The verdict stands delivered, and there is a broad sense of closure among those whose collective conscience was shattered over 4 years ago by the rape and murder of "Nirbhaya", as she came to be known as.
The common feeling is that of cold satisfaction... the rape and death have been partly avenged, rightful justice has been delivered. Maybe, now her soul shall rest in peace.
Or will it?
To answer this question, I ask another one. If I were to share the thoughts of the conscience personification that we now know as Nirbhaya, whom will I consider responsible for this rape? Will my angst be directed only at those few rapists?
- Will I not be angry at the society that creates an environment where a young lady needs to be subjected to the risk of getting raped just so that she could watch an evening movie?
- Will I ignore the policing system that allowed this travesty to happen unchecked?
- Will I absolve the patriarchal social order that questions and judges females on everything from their dress to their haircut before eventually deciding if she is 'asking to be raped' or not?
- Will I forgive those who came out with ridiculous and outrageous prescriptions for what I should have done in order to not get raped?
- What will I say to those who strongly believe rape to be the consequence of speaking up, going out, laughing loud, looking happy, enjoying life, having relationships?
Fact remains that we are brought up in a society that teaches us at every step that the woman is an unequal object of desire and is something to be possessed. That sexual pleasure is an entitlement, more so if you "have" a wife. That it is OK to "make mistakes" along the way, never mind that it may scar someone for life. That it is not only acceptable but also heroic to whistle, pass comments, touch, intentionally rub against in public conveyance... the list goes on. Have all of us not heard people boast about their achievements and exploits in this field? Haven't all of us seen the onus of "escaping" molestation and assault being placed on females, and accepted this at least as a pragmatic imperfect way of life? Does any of this change with this verdict?
I do not disrespect this verdict but I dare to question, to whom is justice delivered? The persons are punished (except one who was old enough to rape but not old enough to be punished and he has already walked free) but the society has walked free.

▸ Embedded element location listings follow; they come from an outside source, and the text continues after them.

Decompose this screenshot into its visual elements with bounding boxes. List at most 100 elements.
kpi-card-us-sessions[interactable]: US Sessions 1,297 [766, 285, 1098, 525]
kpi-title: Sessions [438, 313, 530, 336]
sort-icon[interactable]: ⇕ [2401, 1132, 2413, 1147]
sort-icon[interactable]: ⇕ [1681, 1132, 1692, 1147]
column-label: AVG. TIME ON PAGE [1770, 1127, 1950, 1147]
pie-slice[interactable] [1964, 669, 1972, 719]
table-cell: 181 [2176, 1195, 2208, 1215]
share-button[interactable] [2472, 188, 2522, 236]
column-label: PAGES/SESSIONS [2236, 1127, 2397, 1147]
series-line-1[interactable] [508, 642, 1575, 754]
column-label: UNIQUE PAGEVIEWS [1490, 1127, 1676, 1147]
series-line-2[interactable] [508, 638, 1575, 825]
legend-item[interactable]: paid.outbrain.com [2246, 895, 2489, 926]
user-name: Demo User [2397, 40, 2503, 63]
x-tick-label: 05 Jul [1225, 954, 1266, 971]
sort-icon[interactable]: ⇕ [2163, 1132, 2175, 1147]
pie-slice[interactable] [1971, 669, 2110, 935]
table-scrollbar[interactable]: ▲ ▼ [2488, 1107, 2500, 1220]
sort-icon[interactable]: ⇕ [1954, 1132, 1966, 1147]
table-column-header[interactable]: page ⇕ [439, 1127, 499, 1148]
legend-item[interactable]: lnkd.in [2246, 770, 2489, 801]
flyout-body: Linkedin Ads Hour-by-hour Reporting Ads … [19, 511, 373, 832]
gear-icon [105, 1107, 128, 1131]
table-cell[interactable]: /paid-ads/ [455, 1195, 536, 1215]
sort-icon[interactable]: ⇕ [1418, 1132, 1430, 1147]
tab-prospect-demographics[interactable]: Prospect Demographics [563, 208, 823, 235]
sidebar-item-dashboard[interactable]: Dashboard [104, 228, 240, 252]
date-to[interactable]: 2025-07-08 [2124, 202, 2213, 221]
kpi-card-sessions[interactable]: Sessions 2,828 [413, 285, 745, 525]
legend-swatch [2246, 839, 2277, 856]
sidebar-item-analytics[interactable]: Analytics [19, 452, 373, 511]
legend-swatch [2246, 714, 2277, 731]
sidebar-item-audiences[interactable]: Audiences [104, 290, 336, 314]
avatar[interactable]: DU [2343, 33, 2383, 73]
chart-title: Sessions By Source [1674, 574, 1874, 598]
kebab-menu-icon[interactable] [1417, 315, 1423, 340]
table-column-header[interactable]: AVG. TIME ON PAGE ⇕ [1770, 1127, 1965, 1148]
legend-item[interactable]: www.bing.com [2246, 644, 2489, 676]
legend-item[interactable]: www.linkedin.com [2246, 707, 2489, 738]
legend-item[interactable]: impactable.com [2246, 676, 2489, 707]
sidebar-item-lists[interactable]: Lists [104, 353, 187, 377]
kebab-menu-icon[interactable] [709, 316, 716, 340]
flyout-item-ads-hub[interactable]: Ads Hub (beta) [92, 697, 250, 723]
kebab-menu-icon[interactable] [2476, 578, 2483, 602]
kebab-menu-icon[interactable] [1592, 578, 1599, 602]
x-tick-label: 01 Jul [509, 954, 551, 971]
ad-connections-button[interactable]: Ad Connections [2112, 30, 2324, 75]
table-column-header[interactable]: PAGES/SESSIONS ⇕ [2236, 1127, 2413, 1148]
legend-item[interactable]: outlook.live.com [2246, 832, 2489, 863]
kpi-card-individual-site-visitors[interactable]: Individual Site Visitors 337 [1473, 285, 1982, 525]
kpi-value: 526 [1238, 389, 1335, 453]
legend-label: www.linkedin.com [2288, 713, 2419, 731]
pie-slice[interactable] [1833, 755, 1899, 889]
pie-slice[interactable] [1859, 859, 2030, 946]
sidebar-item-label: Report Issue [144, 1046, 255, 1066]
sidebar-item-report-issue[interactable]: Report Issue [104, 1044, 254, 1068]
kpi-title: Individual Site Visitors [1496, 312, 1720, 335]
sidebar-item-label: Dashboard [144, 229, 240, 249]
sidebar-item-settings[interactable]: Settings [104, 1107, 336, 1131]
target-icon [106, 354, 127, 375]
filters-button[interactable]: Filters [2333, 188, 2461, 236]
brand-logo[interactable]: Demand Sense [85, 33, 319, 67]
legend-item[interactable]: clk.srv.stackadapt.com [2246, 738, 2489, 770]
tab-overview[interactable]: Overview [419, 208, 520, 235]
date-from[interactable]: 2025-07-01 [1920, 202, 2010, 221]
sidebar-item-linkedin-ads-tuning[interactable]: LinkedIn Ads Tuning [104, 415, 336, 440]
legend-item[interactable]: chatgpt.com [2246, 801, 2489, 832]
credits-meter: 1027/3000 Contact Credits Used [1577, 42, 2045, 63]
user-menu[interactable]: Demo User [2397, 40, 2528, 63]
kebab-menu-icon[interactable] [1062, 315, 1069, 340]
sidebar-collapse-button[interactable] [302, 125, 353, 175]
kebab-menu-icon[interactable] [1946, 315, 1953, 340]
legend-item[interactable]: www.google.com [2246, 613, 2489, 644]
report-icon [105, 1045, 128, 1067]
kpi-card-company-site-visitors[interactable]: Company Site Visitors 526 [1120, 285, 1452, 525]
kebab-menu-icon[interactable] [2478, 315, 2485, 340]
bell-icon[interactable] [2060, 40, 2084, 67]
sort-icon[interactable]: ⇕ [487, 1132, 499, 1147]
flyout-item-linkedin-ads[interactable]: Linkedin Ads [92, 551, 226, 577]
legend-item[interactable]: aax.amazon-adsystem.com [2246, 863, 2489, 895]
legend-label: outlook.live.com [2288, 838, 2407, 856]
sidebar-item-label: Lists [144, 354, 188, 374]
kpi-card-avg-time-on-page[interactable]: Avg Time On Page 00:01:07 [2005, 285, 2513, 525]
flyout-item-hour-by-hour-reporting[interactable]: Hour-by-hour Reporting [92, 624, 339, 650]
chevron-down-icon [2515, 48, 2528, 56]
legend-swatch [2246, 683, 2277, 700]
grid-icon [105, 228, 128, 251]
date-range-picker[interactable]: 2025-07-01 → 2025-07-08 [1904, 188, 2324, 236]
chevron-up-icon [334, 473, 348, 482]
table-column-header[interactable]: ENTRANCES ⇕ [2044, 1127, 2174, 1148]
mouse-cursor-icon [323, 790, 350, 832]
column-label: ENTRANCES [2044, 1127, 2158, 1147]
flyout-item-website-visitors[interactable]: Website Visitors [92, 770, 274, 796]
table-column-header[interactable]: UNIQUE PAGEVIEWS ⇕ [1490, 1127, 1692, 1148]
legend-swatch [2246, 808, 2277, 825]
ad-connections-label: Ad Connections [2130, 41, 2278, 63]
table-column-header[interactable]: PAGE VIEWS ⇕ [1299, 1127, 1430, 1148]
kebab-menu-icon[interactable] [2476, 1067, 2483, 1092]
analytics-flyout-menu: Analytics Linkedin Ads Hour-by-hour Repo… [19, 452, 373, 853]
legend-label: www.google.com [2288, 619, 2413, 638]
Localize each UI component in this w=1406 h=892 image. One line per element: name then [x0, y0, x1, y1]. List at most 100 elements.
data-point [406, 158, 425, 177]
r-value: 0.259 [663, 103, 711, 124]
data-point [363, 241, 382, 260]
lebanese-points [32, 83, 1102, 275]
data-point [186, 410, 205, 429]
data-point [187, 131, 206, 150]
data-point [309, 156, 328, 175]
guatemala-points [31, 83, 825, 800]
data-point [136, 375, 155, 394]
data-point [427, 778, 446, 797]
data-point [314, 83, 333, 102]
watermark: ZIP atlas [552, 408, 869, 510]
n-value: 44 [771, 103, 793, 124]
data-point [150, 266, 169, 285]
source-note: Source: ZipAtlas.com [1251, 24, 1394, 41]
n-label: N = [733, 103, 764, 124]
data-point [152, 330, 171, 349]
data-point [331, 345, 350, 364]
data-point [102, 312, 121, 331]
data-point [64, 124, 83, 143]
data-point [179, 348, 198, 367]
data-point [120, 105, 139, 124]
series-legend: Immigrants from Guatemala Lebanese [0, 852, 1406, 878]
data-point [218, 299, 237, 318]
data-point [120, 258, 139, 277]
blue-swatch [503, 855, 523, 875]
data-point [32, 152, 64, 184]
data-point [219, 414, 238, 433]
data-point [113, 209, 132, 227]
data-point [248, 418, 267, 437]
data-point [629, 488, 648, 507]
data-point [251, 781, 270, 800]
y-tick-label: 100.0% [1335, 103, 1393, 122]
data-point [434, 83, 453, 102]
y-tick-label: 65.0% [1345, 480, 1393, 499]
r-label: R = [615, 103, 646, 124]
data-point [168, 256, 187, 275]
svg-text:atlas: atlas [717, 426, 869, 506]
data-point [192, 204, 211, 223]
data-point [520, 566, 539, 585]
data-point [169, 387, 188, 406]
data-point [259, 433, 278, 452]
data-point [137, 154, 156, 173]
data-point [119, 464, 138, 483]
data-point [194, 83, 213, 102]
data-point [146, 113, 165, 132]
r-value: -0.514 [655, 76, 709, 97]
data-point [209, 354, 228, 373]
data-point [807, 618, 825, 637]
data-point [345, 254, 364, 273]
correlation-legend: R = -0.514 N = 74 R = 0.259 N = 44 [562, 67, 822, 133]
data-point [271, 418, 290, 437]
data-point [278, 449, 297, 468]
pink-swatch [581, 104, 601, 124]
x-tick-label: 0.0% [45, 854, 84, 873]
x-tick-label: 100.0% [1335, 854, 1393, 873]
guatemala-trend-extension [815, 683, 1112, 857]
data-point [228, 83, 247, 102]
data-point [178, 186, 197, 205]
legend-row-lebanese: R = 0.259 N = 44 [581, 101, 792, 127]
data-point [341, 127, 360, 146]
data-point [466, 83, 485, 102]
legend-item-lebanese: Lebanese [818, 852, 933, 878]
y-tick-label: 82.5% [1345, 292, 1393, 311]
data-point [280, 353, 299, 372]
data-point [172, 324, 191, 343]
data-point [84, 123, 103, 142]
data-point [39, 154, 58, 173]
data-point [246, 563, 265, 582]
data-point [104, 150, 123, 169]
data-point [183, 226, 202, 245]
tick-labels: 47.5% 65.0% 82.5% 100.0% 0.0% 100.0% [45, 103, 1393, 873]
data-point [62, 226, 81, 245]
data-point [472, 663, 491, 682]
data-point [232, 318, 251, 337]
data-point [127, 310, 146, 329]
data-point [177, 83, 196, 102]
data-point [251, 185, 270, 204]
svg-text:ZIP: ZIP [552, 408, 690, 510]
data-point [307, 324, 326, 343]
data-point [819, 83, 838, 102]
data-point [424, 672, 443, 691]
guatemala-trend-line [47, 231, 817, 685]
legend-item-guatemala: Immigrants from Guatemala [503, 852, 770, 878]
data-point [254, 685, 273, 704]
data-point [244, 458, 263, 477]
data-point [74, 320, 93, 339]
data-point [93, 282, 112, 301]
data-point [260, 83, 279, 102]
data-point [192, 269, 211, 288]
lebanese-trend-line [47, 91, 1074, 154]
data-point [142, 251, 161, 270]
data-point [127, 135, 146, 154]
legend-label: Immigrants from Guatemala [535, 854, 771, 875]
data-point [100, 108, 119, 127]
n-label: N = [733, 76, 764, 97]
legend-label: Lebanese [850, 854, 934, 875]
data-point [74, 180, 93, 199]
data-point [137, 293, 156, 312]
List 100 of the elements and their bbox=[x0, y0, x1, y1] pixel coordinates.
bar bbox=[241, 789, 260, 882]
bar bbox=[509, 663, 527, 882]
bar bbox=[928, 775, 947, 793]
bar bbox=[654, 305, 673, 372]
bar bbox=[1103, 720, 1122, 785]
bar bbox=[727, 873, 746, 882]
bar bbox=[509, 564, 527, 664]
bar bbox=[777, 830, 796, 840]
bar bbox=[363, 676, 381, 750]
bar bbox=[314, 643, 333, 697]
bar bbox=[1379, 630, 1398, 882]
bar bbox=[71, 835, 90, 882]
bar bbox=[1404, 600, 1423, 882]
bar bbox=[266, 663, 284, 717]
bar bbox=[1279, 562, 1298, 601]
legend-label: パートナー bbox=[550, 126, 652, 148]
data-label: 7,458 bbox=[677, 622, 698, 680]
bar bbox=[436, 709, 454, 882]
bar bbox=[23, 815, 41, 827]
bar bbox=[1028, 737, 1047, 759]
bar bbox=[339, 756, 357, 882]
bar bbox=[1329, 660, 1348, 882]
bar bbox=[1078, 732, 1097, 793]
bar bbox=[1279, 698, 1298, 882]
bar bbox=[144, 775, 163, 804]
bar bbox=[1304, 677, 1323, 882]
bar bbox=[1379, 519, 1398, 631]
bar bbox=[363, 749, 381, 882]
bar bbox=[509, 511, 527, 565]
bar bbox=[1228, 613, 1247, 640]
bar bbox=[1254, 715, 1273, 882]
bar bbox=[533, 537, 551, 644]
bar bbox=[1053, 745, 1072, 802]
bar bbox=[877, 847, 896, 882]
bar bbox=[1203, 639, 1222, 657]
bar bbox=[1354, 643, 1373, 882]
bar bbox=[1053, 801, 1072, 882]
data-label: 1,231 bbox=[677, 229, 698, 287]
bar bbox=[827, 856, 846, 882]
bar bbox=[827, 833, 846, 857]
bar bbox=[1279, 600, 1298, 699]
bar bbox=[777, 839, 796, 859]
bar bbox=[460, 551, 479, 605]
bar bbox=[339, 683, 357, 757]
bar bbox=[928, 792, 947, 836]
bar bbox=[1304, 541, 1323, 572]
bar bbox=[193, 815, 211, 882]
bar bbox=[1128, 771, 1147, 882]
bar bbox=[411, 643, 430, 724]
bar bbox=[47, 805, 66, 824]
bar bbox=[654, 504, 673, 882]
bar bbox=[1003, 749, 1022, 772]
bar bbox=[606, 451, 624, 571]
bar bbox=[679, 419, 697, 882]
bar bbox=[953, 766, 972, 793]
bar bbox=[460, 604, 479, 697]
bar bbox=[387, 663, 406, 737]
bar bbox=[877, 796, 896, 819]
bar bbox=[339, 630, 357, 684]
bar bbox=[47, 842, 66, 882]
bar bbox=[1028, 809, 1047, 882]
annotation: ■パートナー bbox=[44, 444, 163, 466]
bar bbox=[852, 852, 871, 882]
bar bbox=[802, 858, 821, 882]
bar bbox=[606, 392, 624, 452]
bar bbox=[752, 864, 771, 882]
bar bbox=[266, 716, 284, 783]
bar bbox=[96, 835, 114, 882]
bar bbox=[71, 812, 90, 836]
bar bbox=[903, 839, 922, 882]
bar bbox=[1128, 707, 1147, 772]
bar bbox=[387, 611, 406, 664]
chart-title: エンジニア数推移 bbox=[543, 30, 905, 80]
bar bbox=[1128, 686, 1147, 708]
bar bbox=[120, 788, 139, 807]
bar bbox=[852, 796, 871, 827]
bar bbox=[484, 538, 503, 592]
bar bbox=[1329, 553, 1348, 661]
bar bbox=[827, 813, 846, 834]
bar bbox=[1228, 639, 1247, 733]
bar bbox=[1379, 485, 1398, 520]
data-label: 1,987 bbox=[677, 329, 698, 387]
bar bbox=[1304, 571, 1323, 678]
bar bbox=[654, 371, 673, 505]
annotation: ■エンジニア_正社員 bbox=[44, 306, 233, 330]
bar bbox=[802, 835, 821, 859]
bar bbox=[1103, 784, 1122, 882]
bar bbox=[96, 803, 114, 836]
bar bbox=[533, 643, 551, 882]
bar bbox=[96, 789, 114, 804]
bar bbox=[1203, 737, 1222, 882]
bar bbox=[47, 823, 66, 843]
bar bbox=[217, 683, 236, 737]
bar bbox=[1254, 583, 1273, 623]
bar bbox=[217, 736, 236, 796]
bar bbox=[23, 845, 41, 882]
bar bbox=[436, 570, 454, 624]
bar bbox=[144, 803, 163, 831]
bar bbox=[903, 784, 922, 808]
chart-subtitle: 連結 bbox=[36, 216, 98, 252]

Where do we go from here? Are we, with our societal systems, capable of having a rape punished in a manner that there will not be another rape? Or are we satisfied that the next rape will not be as heinous?
If we can take away one thing from this episode, let it be a lesson to speak up for what is right in all forums - family discussions, work ethics, road incidents, public discourse, even social media. For the battle might be over but the war is still ahead of us. The battle was to be fought by others as we watched from the wayside, but the war is totally and completely ours.